I've just returned from a really lovely evening in..wait for it..Castleford! I had good company and I seem to have impregnated myself with Chinese food. We went shopping in the designer outlet. I bought a dress, a cardigan and a really lovely mug. It's Le Crueset. It's white and is made of lovely thick. It is just such a perfectly balanced design. It's homely and currently filled with a piping, milky Betty's Yorkhire Christmas tea.
So, you should have guessed by now that I get rather excited by the girly consumables of clothing and cookware.
Yes, I am not beyond squealing at shoes as well. For women shoes are the ultimate "feel good" purchase. They are universal, curvy girls and thin girls can all unite over the same pair of shoes. Though not all women can walk in all shoes. Their portable, sculptural forms hide bunions, fungal infections and hammer toes in an instant. You can have bad hair, a bloaty belly, a spotty face but with a good pair of shoes your feet are no longer a problem.
I also enjoy a trip to the hairdresser. I think I am slightly in love with mine. I have a large quantity of unrully hair. However after an hour with Frank, who will lovingly cut every strand of my hair and somehow arrange it into seductive dark locks, I feel amazing. I stride out on to Knightsbridge feeling like the sexiest, most beautiful woman there. That's something, because there are normally a lot of expensive hookers from the Eastern block about. This feeling doesn't come cheap.

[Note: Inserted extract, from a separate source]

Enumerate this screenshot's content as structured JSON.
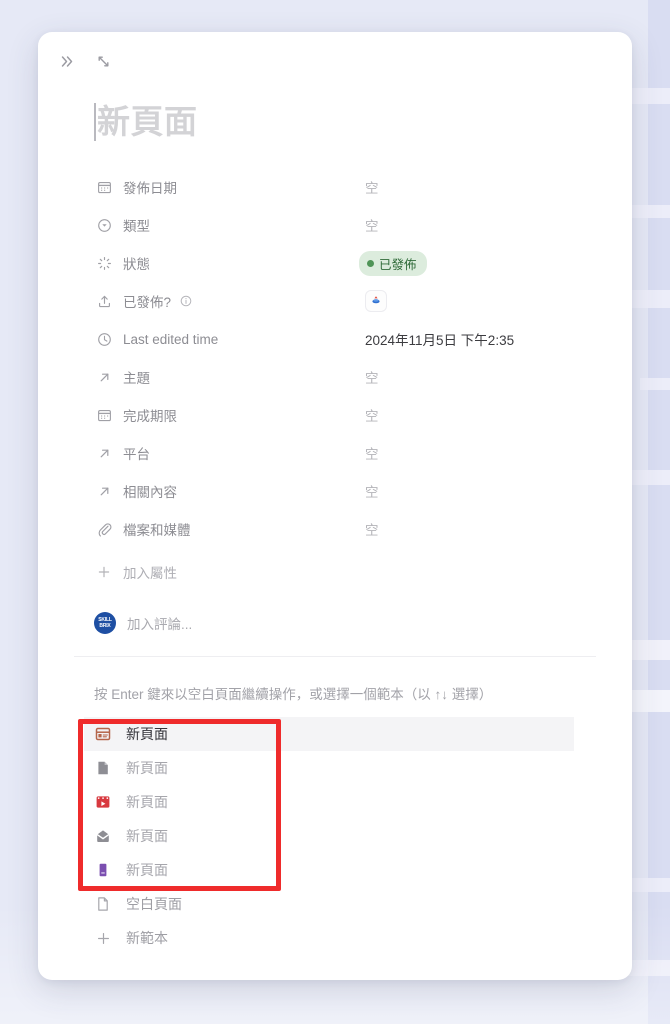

I am also considering forking out on going internet dating. The fishing season is over and I need something to do.
Again, this is the normal sort of thing that your average girl in her late twenties has to pay for. If you fish, it's a whole lot worse. Men joke about being "tackle tarts" but at least they are not often tarts for shoes, cookware and nice undies. Luckily, I avoid spending too much on nippers and rods and waistcoats, I don't get too excited about that sort of think. I do tie flies, though and that way darkness lies. A short walk from my hairdressers in South Kensington there is a really great fishing shop, next to the tube I need to take to get home. Convenient, yet a final insult to my bank account. I get a bit dotty over dubbing and you can never have enough CDC, the expensive Petitjean kind. You see, I am also just as easily seduced by things that are designed to exite male fisherfolk. Being a flyfisherlady is tough. Men whine because of their partner's shoe habits and women lament their husbands ever growing collection of fishing gear. I fit into both categories, I am doomed. I am going to the British Fly Fair, should anyone see me there on the Saturday please tie my hands behind my back.